Muito se fala hoje de pós-verdade, dizendo que as pessoas, de uns tempos para cá, teriam abandonado qualquer apego à verdade em favor de temas que lhes são emocionalmente caros. Sempre foi assim em relação ao aborto. Basta falar no tema que o sangue dos beatos ferve, imunes a qualquer fato real que possa ser demonstrado.

A URSS legalizou o aborto em 1920, e em 1944 ainda havia jovens lutando nas tropas soviéticas contra o nazismo, o que prova que não faltaram crianças nascendo depois disso.

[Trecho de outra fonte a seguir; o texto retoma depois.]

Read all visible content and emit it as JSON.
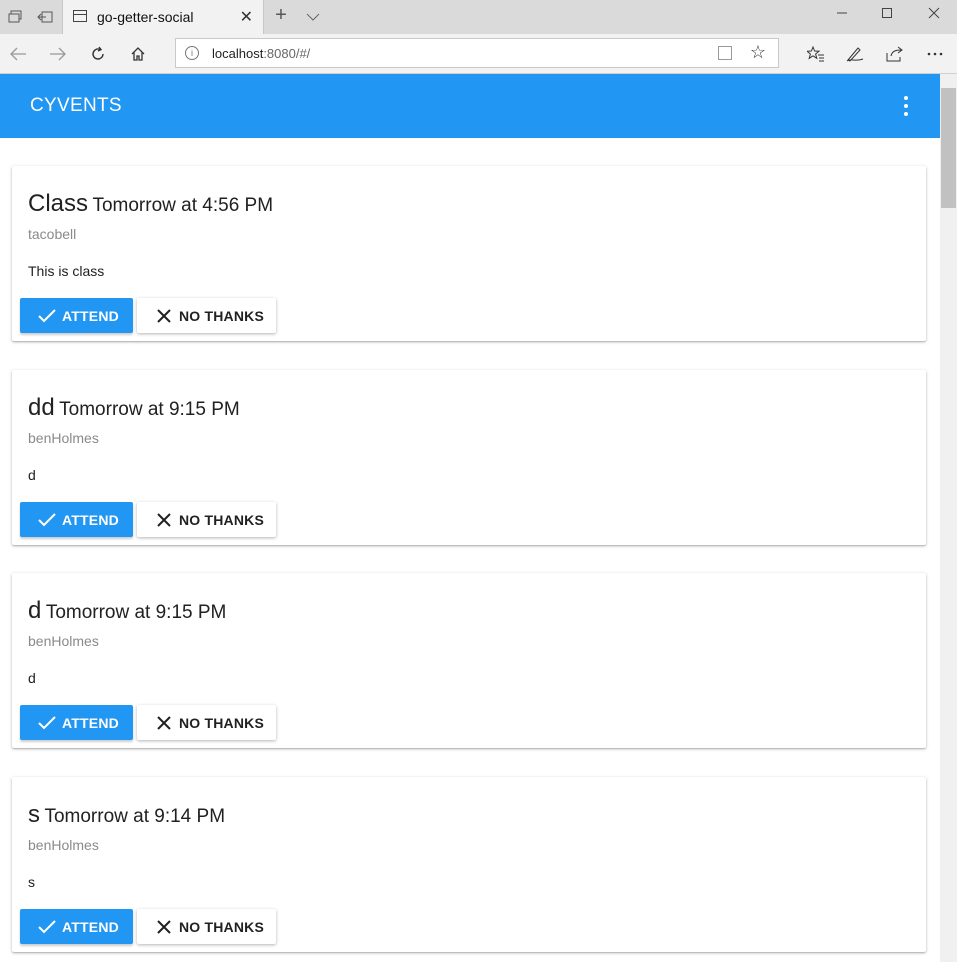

A França legalizou o aborto em 1975; o Reino Unido, em 1967; a Itália, em 1978 (sim, é possível fazer um aborto em Roma enquanto se espera a fumaça branca do Vaticano); praticamente toda a Europa legalizou o aborto e ainda existem crianças na Europa, mas os pró-vida falam como se legalizar o aborto fosse exterminar a humanidade.

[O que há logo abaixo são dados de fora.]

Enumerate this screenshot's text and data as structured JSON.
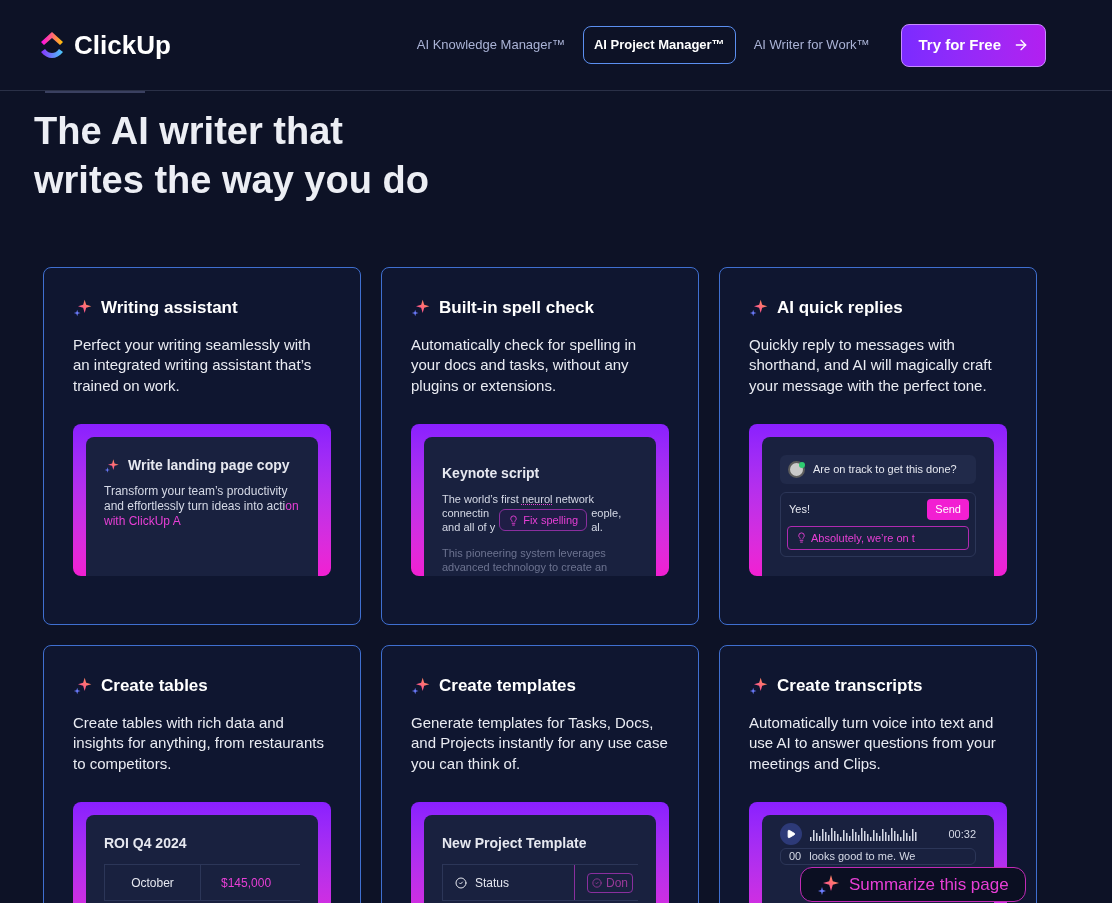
{
  "header": {
    "logo": "ClickUp",
    "nav": [
      {
        "label": "AI Knowledge Manager™",
        "selected": false
      },
      {
        "label": "AI Project Manager™",
        "selected": true
      },
      {
        "label": "AI Writer for Work™",
        "selected": false
      }
    ],
    "cta": "Try for Free"
  },
  "hero": {
    "title_lines": [
      "The AI writer that",
      "writes the way you do"
    ]
  },
  "features": [
    {
      "title": "Writing assistant",
      "description": "Perfect your writing seamlessly with an integrated writing assistant that’s trained on work.",
      "preview": {
        "kind": "writer",
        "title": "Write landing page copy",
        "text": "Transform your team’s productivity and effortlessly turn ideas into acti",
        "highlight": "on with ClickUp A"
      }
    },
    {
      "title": "Built-in spell check",
      "description": "Automatically check for spelling in your docs and tasks, without any plugins or extensions.",
      "preview": {
        "kind": "spell",
        "title": "Keynote script",
        "before": "The world’s first ",
        "error": "neurol",
        "after": " network",
        "left_lines": [
          "connectin",
          "and all of y"
        ],
        "popup": "Fix spelling",
        "right_lines": [
          "eople,",
          "al."
        ],
        "faded": "This pioneering system leverages advanced technology to create an"
      }
    },
    {
      "title": "AI quick replies",
      "description": "Quickly reply to messages with shorthand, and AI will magically craft your message with the perfect tone.",
      "preview": {
        "kind": "reply",
        "question": "Are on track to get this done?",
        "input": "Yes!",
        "send": "Send",
        "suggestion": "Absolutely, we’re on t"
      }
    },
    {
      "title": "Create tables",
      "description": "Create tables with rich data and insights for anything, from restaurants to competitors.",
      "preview": {
        "kind": "table",
        "title": "ROI Q4 2024",
        "rows": [
          {
            "label": "October",
            "value": "$145,000"
          }
        ]
      }
    },
    {
      "title": "Create templates",
      "description": "Generate templates for Tasks, Docs, and Projects instantly for any use case you can think of.",
      "preview": {
        "kind": "template",
        "title": "New Project Template",
        "rows": [
          {
            "label": "Status",
            "value": "Don"
          }
        ]
      }
    },
    {
      "title": "Create transcripts",
      "description": "Automatically turn voice into text and use AI to answer questions from your meetings and Clips.",
      "preview": {
        "kind": "transcript",
        "time": "00:32",
        "caption_time": "00",
        "caption": "looks good to me. We"
      }
    }
  ],
  "summarize_button": "Summarize this page"
}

Aliás, caso você seja uma pessoa desonesta que pretende ter um salário gordo sem trabalhar, a receita é simples: candidate-se a deputado ou deputada e ande pelas igrejas dizendo que é contra o aborto. Dita essa frase mágica, as pessoas não lhe perguntarão sobre economia, turismo, meio ambiente, educação, saúde, pública, coisa nenhuma. A única preocupação dos pró-vida é a inviolabilidade do útero alheio.

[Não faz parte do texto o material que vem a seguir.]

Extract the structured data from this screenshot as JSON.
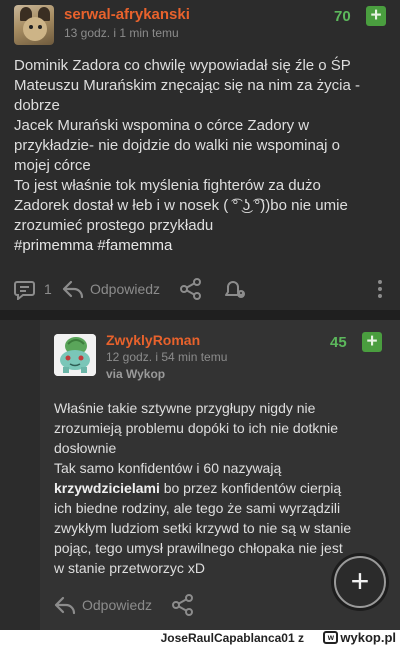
{
  "post": {
    "author": "serwal-afrykanski",
    "time": "13 godz. i 1 min temu",
    "votes": "70",
    "plus_label": "+",
    "lines": [
      "Dominik Zadora co chwilę wypowiadał się źle o ŚP",
      "Mateuszu Murańskim znęcając się na nim za życia -",
      "dobrze",
      "Jacek Murański wspomina o córce Zadory w",
      "przykładzie- nie dojdzie do walki nie wspominaj o",
      "mojej córce",
      "To jest właśnie tok myślenia fighterów za dużo",
      "Zadorek dostał w łeb i w nosek ( ͡° ͜ʖ ͡°))bo nie umie",
      "zrozumieć prostego przykładu"
    ],
    "tags": "#primemma #famemma",
    "comment_count": "1",
    "reply_label": "Odpowiedz"
  },
  "reply": {
    "author": "ZwyklyRoman",
    "time": "12 godz. i 54 min temu",
    "via": "via Wykop",
    "votes": "45",
    "plus_label": "+",
    "paragraph1": [
      "Właśnie takie sztywne przygłupy nigdy nie",
      "zrozumieją problemu dopóki to ich nie dotknie",
      "dosłownie"
    ],
    "p2_line1": "Tak samo konfidentów i 60 nazywają",
    "p2_bold": "krzywdzicielami",
    "p2_rest": " bo przez konfidentów cierpią",
    "paragraph2_tail": [
      "ich biedne rodziny, ale tego że sami wyrządzili",
      "zwykłym ludziom setki krzywd to nie są w stanie",
      "pojąc, tego umysł prawilnego chłopaka nie jest",
      "w stanie przetworzyc xD"
    ],
    "reply_label": "Odpowiedz"
  },
  "fab": {
    "label": "+"
  },
  "watermark": {
    "user": "JoseRaulCapablanca01 z",
    "brand": "wykop.pl",
    "logo_glyph": "w"
  },
  "icons": {
    "comments": "comments-icon",
    "reply": "reply-arrow-icon",
    "share": "share-icon",
    "alert": "report-icon",
    "more": "more-vertical-icon"
  },
  "colors": {
    "author": "#e8622c",
    "votes": "#5cb85c",
    "plus_bg": "#4a9e3f",
    "background": "#2c2c2c",
    "reply_background": "#333333"
  }
}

Flordelis, Eduardo Cunha, Marco Feliciano, Eduardo e Flávio Bolsonaro e outros parlamentares que dedicaram ou dedicam cada minuto de seu mandato para destruir os direitos trabalhistas e o serviço público elegeram-se fazendo esse discurso moralista, pois a única coisa que a direita tem a oferecer ao seu vasto eleitorado é a ilusão de que controlarão os corpos dos infiéis. Eles precisam que seu eleitorado continue na crença cega de que é possível impedir que Patrícia, moradora do bairro da Pampulha, em BH, e aspirante ao Itamaraty, faça aborto ou que Jefferson, morador do bairro do Rocha, em São Gonçalo, RJ, fume maconha.

O suplente de Flordelis segue na mesma linha. É um tal de Pedro Augusto, que, durante décadas, comandou um programa de rádio, fazendo aquele jornalismo sensacionalista e de baixo nível, estilo Datena com orações para Nossa Senhora Aparecida no final. Sei disso porque meu pai tinha o mau gosto de ouvi-lo. Eram histórias sangrentas sobre bandidos pobres e nenhuma palavra contra os bandidos ricos. Esses nem eram mencionados. E a popularidade desse programa marrom lhe garantiu vários mandatos na Assembleia Legislativa do Rio de Janeiro, e ele nunca disse aos seus ouvintes uma palavra sobre o que estava fazendo naquele parlamento, nunca o ouvi dizer, por exemplo, que apresentou um projeto de lei ou que propôs uma CPI.

A legalização do aborto é apenas um espantalho que a direita usa. Quando foi que Eduardo Cunha, Flordelis, a família Bolsonaro e tantos outros demagogos votaram contra? Nunca! Ou vocês têm notícia de algum projeto de lei sobre legalizar o aborto que foi levado à votação no plenário da Câmara ou do Senado? O projeto escrito por Jean Wyllys foi abortado pela presidência da Câmara, que nunca o discutiu.

Legalizar o aborto traria um excelente efeito colateral para nossa democracia: livrar-nos-ia de uma longa fila de fariseus e aproveitadores.